During the cough, I thought it might've been the first of many symptoms of a brand-new cold (I had that substance in my throat that I couldn't get rid of, no matter how much I coughed). But when I woke up next morning, there no was evidence of sickness. I then figured I just swallowed saliva the wrong way. I also remembered sounds, like my mother calling me, but failed to remember waking up at any point at all. So...what happened?

I read an article in some nature/science magazine that started with the question "Have you ever with certainty remembered something that never happened?" I immediately thought of "The Matrix".

Anyway, the article talked about some neuroscientists who were conducting tests to thicken the line between real recollections and made up ones.

They tested two cranial lobes: the medial-temporal, which takes in details, and the fronto-parietal, which gathers the gist of things.

They gave two test subjects one sheet of paper with a list of words they were obligated to remember. They then took that away and gave them a second sheet with a slightly altered list (some words were replaced). They were to point out the words they remembered seeing from the first list.

When trying to recall words they did not see to begin with (and affirming that they remember them), the frontal-parietal lobe registered the most seismic activity.

My hypothesis would be that the brain, when trying to recall a perception, mostly looks for the things that fit in with the general picture of it, and will settle for those things even when they're incorrect. Memories are questionable, even when they're expressed by a person who first starts with "I remember like it was yesterday....."

The human brain: the first and last frontiers in historical truth-altering process.

Did my brain generally recall the sleep and randomly put in the vision of myself coughing and my mother calling? If so, then we are entering Carl Jung's territory, and can only come to an answer by knowing the unique language of the sub-conscious.

Perhaps a great memory has the frontal part sharpened a little and the medial part dulled a little, to perceive things optimally. But however fine tuned the mind is, it is still finite, and the objective truth, thus, is still lost.


  1. Don't Feed The PixiesApril 29, 2008 at 8:02 AM

    You're getting into Jean Paul Satre territory here - what is the nature of reality? Is anything real?

    Scientists have discovered a period of sleep which can bring hallucinations, distorted sounds and a feeling of being unable to move - some think this is behind the alien abduction myths

    Memory is a fragile thing at best

  2. The Clandestine SamuraiApril 30, 2008 at 8:35 AM

    Alien abduction myths? I remember being in that state before, but what do they think is happening?

  3. hmmmm.... I'm not sure I believe in objective truth at all. For reasons like you describe. And other reasons too ... because being human - we see things from our own perspective. And what we see is OUR truth, but is there such a thing as an objective truth? Not sure. This from the girl who has a science degree.

    p.s. I also heard the alien abduction myth theory -- which in the old days were the reasons people thought they were abducted by evil spirits and bogey man.

    We just pick a different form of hallucination that fits with modern society.

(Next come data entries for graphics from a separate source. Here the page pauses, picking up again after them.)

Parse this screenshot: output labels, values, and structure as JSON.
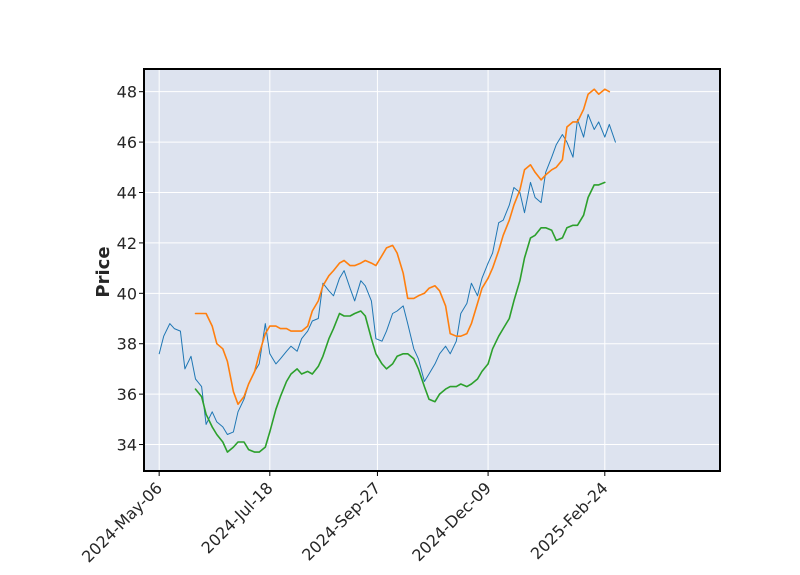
{
  "chart_data": {
    "type": "line",
    "title": "",
    "xlabel": "",
    "ylabel": "Price",
    "x_tick_labels": [
      "2024-May-06",
      "2024-Jul-18",
      "2024-Sep-27",
      "2024-Dec-09",
      "2025-Feb-24"
    ],
    "x_tick_dates": [
      "2024-05-06",
      "2024-07-18",
      "2024-09-27",
      "2024-12-09",
      "2025-02-24"
    ],
    "xlim": [
      "2024-04-26",
      "2025-05-11"
    ],
    "y_ticks": [
      34,
      36,
      38,
      40,
      42,
      44,
      46,
      48
    ],
    "ylim": [
      32.95,
      48.9
    ],
    "grid": true,
    "legend": "none",
    "colors": {
      "background": "#dde3ef",
      "grid": "#ffffff",
      "frame": "#000000",
      "close": "#1f77b4",
      "upper": "#ff7f0e",
      "lower": "#2ca02c"
    },
    "series": [
      {
        "color": "#1f77b4",
        "points": [
          [
            "2024-05-06",
            37.6
          ],
          [
            "2024-05-09",
            38.3
          ],
          [
            "2024-05-13",
            38.8
          ],
          [
            "2024-05-16",
            38.6
          ],
          [
            "2024-05-20",
            38.5
          ],
          [
            "2024-05-23",
            37.0
          ],
          [
            "2024-05-27",
            37.5
          ],
          [
            "2024-05-30",
            36.6
          ],
          [
            "2024-06-03",
            36.3
          ],
          [
            "2024-06-06",
            34.8
          ],
          [
            "2024-06-10",
            35.3
          ],
          [
            "2024-06-13",
            34.9
          ],
          [
            "2024-06-17",
            34.7
          ],
          [
            "2024-06-20",
            34.4
          ],
          [
            "2024-06-24",
            34.5
          ],
          [
            "2024-06-27",
            35.3
          ],
          [
            "2024-07-01",
            35.8
          ],
          [
            "2024-07-04",
            36.4
          ],
          [
            "2024-07-08",
            36.9
          ],
          [
            "2024-07-11",
            37.2
          ],
          [
            "2024-07-15",
            38.8
          ],
          [
            "2024-07-18",
            37.6
          ],
          [
            "2024-07-22",
            37.2
          ],
          [
            "2024-07-25",
            37.4
          ],
          [
            "2024-07-29",
            37.7
          ],
          [
            "2024-08-01",
            37.9
          ],
          [
            "2024-08-05",
            37.7
          ],
          [
            "2024-08-08",
            38.2
          ],
          [
            "2024-08-12",
            38.5
          ],
          [
            "2024-08-15",
            38.9
          ],
          [
            "2024-08-19",
            39.0
          ],
          [
            "2024-08-22",
            40.4
          ],
          [
            "2024-08-26",
            40.1
          ],
          [
            "2024-08-29",
            39.9
          ],
          [
            "2024-09-02",
            40.6
          ],
          [
            "2024-09-05",
            40.9
          ],
          [
            "2024-09-09",
            40.2
          ],
          [
            "2024-09-12",
            39.7
          ],
          [
            "2024-09-16",
            40.5
          ],
          [
            "2024-09-19",
            40.3
          ],
          [
            "2024-09-23",
            39.7
          ],
          [
            "2024-09-26",
            38.2
          ],
          [
            "2024-09-30",
            38.1
          ],
          [
            "2024-10-03",
            38.5
          ],
          [
            "2024-10-07",
            39.2
          ],
          [
            "2024-10-10",
            39.3
          ],
          [
            "2024-10-14",
            39.5
          ],
          [
            "2024-10-17",
            38.8
          ],
          [
            "2024-10-21",
            37.8
          ],
          [
            "2024-10-24",
            37.4
          ],
          [
            "2024-10-28",
            36.5
          ],
          [
            "2024-10-31",
            36.8
          ],
          [
            "2024-11-04",
            37.2
          ],
          [
            "2024-11-07",
            37.6
          ],
          [
            "2024-11-11",
            37.9
          ],
          [
            "2024-11-14",
            37.6
          ],
          [
            "2024-11-18",
            38.1
          ],
          [
            "2024-11-21",
            39.2
          ],
          [
            "2024-11-25",
            39.6
          ],
          [
            "2024-11-28",
            40.4
          ],
          [
            "2024-12-02",
            39.9
          ],
          [
            "2024-12-05",
            40.6
          ],
          [
            "2024-12-09",
            41.2
          ],
          [
            "2024-12-12",
            41.6
          ],
          [
            "2024-12-16",
            42.8
          ],
          [
            "2024-12-19",
            42.9
          ],
          [
            "2024-12-23",
            43.5
          ],
          [
            "2024-12-26",
            44.2
          ],
          [
            "2024-12-30",
            44.0
          ],
          [
            "2025-01-02",
            43.2
          ],
          [
            "2025-01-06",
            44.4
          ],
          [
            "2025-01-09",
            43.8
          ],
          [
            "2025-01-13",
            43.6
          ],
          [
            "2025-01-16",
            44.8
          ],
          [
            "2025-01-20",
            45.4
          ],
          [
            "2025-01-23",
            45.9
          ],
          [
            "2025-01-27",
            46.3
          ],
          [
            "2025-01-30",
            46.0
          ],
          [
            "2025-02-03",
            45.4
          ],
          [
            "2025-02-06",
            46.9
          ],
          [
            "2025-02-10",
            46.2
          ],
          [
            "2025-02-13",
            47.1
          ],
          [
            "2025-02-17",
            46.5
          ],
          [
            "2025-02-20",
            46.8
          ],
          [
            "2025-02-24",
            46.2
          ],
          [
            "2025-02-27",
            46.7
          ],
          [
            "2025-03-03",
            46.0
          ]
        ]
      },
      {
        "color": "#ff7f0e",
        "points": [
          [
            "2024-05-30",
            39.2
          ],
          [
            "2024-06-03",
            39.2
          ],
          [
            "2024-06-06",
            39.2
          ],
          [
            "2024-06-10",
            38.7
          ],
          [
            "2024-06-13",
            38.0
          ],
          [
            "2024-06-17",
            37.8
          ],
          [
            "2024-06-20",
            37.3
          ],
          [
            "2024-06-24",
            36.1
          ],
          [
            "2024-06-27",
            35.6
          ],
          [
            "2024-07-01",
            35.9
          ],
          [
            "2024-07-04",
            36.4
          ],
          [
            "2024-07-08",
            36.9
          ],
          [
            "2024-07-11",
            37.6
          ],
          [
            "2024-07-15",
            38.4
          ],
          [
            "2024-07-18",
            38.7
          ],
          [
            "2024-07-22",
            38.7
          ],
          [
            "2024-07-25",
            38.6
          ],
          [
            "2024-07-29",
            38.6
          ],
          [
            "2024-08-01",
            38.5
          ],
          [
            "2024-08-05",
            38.5
          ],
          [
            "2024-08-08",
            38.5
          ],
          [
            "2024-08-12",
            38.7
          ],
          [
            "2024-08-15",
            39.3
          ],
          [
            "2024-08-19",
            39.7
          ],
          [
            "2024-08-22",
            40.3
          ],
          [
            "2024-08-26",
            40.7
          ],
          [
            "2024-08-29",
            40.9
          ],
          [
            "2024-09-02",
            41.2
          ],
          [
            "2024-09-05",
            41.3
          ],
          [
            "2024-09-09",
            41.1
          ],
          [
            "2024-09-12",
            41.1
          ],
          [
            "2024-09-16",
            41.2
          ],
          [
            "2024-09-19",
            41.3
          ],
          [
            "2024-09-23",
            41.2
          ],
          [
            "2024-09-26",
            41.1
          ],
          [
            "2024-09-30",
            41.5
          ],
          [
            "2024-10-03",
            41.8
          ],
          [
            "2024-10-07",
            41.9
          ],
          [
            "2024-10-10",
            41.6
          ],
          [
            "2024-10-14",
            40.8
          ],
          [
            "2024-10-17",
            39.8
          ],
          [
            "2024-10-21",
            39.8
          ],
          [
            "2024-10-24",
            39.9
          ],
          [
            "2024-10-28",
            40.0
          ],
          [
            "2024-10-31",
            40.2
          ],
          [
            "2024-11-04",
            40.3
          ],
          [
            "2024-11-07",
            40.1
          ],
          [
            "2024-11-11",
            39.5
          ],
          [
            "2024-11-14",
            38.4
          ],
          [
            "2024-11-18",
            38.3
          ],
          [
            "2024-11-21",
            38.3
          ],
          [
            "2024-11-25",
            38.4
          ],
          [
            "2024-11-28",
            38.8
          ],
          [
            "2024-12-02",
            39.6
          ],
          [
            "2024-12-05",
            40.2
          ],
          [
            "2024-12-09",
            40.6
          ],
          [
            "2024-12-12",
            41.0
          ],
          [
            "2024-12-16",
            41.7
          ],
          [
            "2024-12-19",
            42.3
          ],
          [
            "2024-12-23",
            42.9
          ],
          [
            "2024-12-26",
            43.5
          ],
          [
            "2024-12-30",
            44.1
          ],
          [
            "2025-01-02",
            44.9
          ],
          [
            "2025-01-06",
            45.1
          ],
          [
            "2025-01-09",
            44.8
          ],
          [
            "2025-01-13",
            44.5
          ],
          [
            "2025-01-16",
            44.7
          ],
          [
            "2025-01-20",
            44.9
          ],
          [
            "2025-01-23",
            45.0
          ],
          [
            "2025-01-27",
            45.3
          ],
          [
            "2025-01-30",
            46.6
          ],
          [
            "2025-02-03",
            46.8
          ],
          [
            "2025-02-06",
            46.8
          ],
          [
            "2025-02-10",
            47.3
          ],
          [
            "2025-02-13",
            47.9
          ],
          [
            "2025-02-17",
            48.1
          ],
          [
            "2025-02-20",
            47.9
          ],
          [
            "2025-02-24",
            48.1
          ],
          [
            "2025-02-27",
            48.0
          ]
        ]
      },
      {
        "color": "#2ca02c",
        "points": [
          [
            "2024-05-30",
            36.2
          ],
          [
            "2024-06-03",
            35.9
          ],
          [
            "2024-06-06",
            35.2
          ],
          [
            "2024-06-10",
            34.7
          ],
          [
            "2024-06-13",
            34.4
          ],
          [
            "2024-06-17",
            34.1
          ],
          [
            "2024-06-20",
            33.7
          ],
          [
            "2024-06-24",
            33.9
          ],
          [
            "2024-06-27",
            34.1
          ],
          [
            "2024-07-01",
            34.1
          ],
          [
            "2024-07-04",
            33.8
          ],
          [
            "2024-07-08",
            33.7
          ],
          [
            "2024-07-11",
            33.7
          ],
          [
            "2024-07-15",
            33.9
          ],
          [
            "2024-07-18",
            34.5
          ],
          [
            "2024-07-22",
            35.4
          ],
          [
            "2024-07-25",
            35.9
          ],
          [
            "2024-07-29",
            36.5
          ],
          [
            "2024-08-01",
            36.8
          ],
          [
            "2024-08-05",
            37.0
          ],
          [
            "2024-08-08",
            36.8
          ],
          [
            "2024-08-12",
            36.9
          ],
          [
            "2024-08-15",
            36.8
          ],
          [
            "2024-08-19",
            37.1
          ],
          [
            "2024-08-22",
            37.5
          ],
          [
            "2024-08-26",
            38.2
          ],
          [
            "2024-08-29",
            38.6
          ],
          [
            "2024-09-02",
            39.2
          ],
          [
            "2024-09-05",
            39.1
          ],
          [
            "2024-09-09",
            39.1
          ],
          [
            "2024-09-12",
            39.2
          ],
          [
            "2024-09-16",
            39.3
          ],
          [
            "2024-09-19",
            39.1
          ],
          [
            "2024-09-23",
            38.2
          ],
          [
            "2024-09-26",
            37.6
          ],
          [
            "2024-09-30",
            37.2
          ],
          [
            "2024-10-03",
            37.0
          ],
          [
            "2024-10-07",
            37.2
          ],
          [
            "2024-10-10",
            37.5
          ],
          [
            "2024-10-14",
            37.6
          ],
          [
            "2024-10-17",
            37.6
          ],
          [
            "2024-10-21",
            37.4
          ],
          [
            "2024-10-24",
            37.0
          ],
          [
            "2024-10-28",
            36.3
          ],
          [
            "2024-10-31",
            35.8
          ],
          [
            "2024-11-04",
            35.7
          ],
          [
            "2024-11-07",
            36.0
          ],
          [
            "2024-11-11",
            36.2
          ],
          [
            "2024-11-14",
            36.3
          ],
          [
            "2024-11-18",
            36.3
          ],
          [
            "2024-11-21",
            36.4
          ],
          [
            "2024-11-25",
            36.3
          ],
          [
            "2024-11-28",
            36.4
          ],
          [
            "2024-12-02",
            36.6
          ],
          [
            "2024-12-05",
            36.9
          ],
          [
            "2024-12-09",
            37.2
          ],
          [
            "2024-12-12",
            37.8
          ],
          [
            "2024-12-16",
            38.3
          ],
          [
            "2024-12-19",
            38.6
          ],
          [
            "2024-12-23",
            39.0
          ],
          [
            "2024-12-26",
            39.7
          ],
          [
            "2024-12-30",
            40.5
          ],
          [
            "2025-01-02",
            41.4
          ],
          [
            "2025-01-06",
            42.2
          ],
          [
            "2025-01-09",
            42.3
          ],
          [
            "2025-01-13",
            42.6
          ],
          [
            "2025-01-16",
            42.6
          ],
          [
            "2025-01-20",
            42.5
          ],
          [
            "2025-01-23",
            42.1
          ],
          [
            "2025-01-27",
            42.2
          ],
          [
            "2025-01-30",
            42.6
          ],
          [
            "2025-02-03",
            42.7
          ],
          [
            "2025-02-06",
            42.7
          ],
          [
            "2025-02-10",
            43.1
          ],
          [
            "2025-02-13",
            43.8
          ],
          [
            "2025-02-17",
            44.3
          ],
          [
            "2025-02-20",
            44.3
          ],
          [
            "2025-02-24",
            44.4
          ]
        ]
      }
    ]
  }
}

  4. Don't Feed The PixiesMay 1, 2008 at 9:23 AM

    Some people experience the feeling of being stretched, restrained or that someone is in the room - just the mind playing tricks, but i saw a programme once where they re-created that period of sleep as a possible explanation for the belief in abduction and the woman involved freaked out - believing there really had been strange creatures present

  5. I read something about it manifesting itself like something sitting on your chest -- like a creature -- which people linked to bewitching and being cursed. And then, modern day -- changed to - as DFTP said -- being restrained.

    I used the whole concept in a book I'm working on and called it - ta da! - what else? Magic.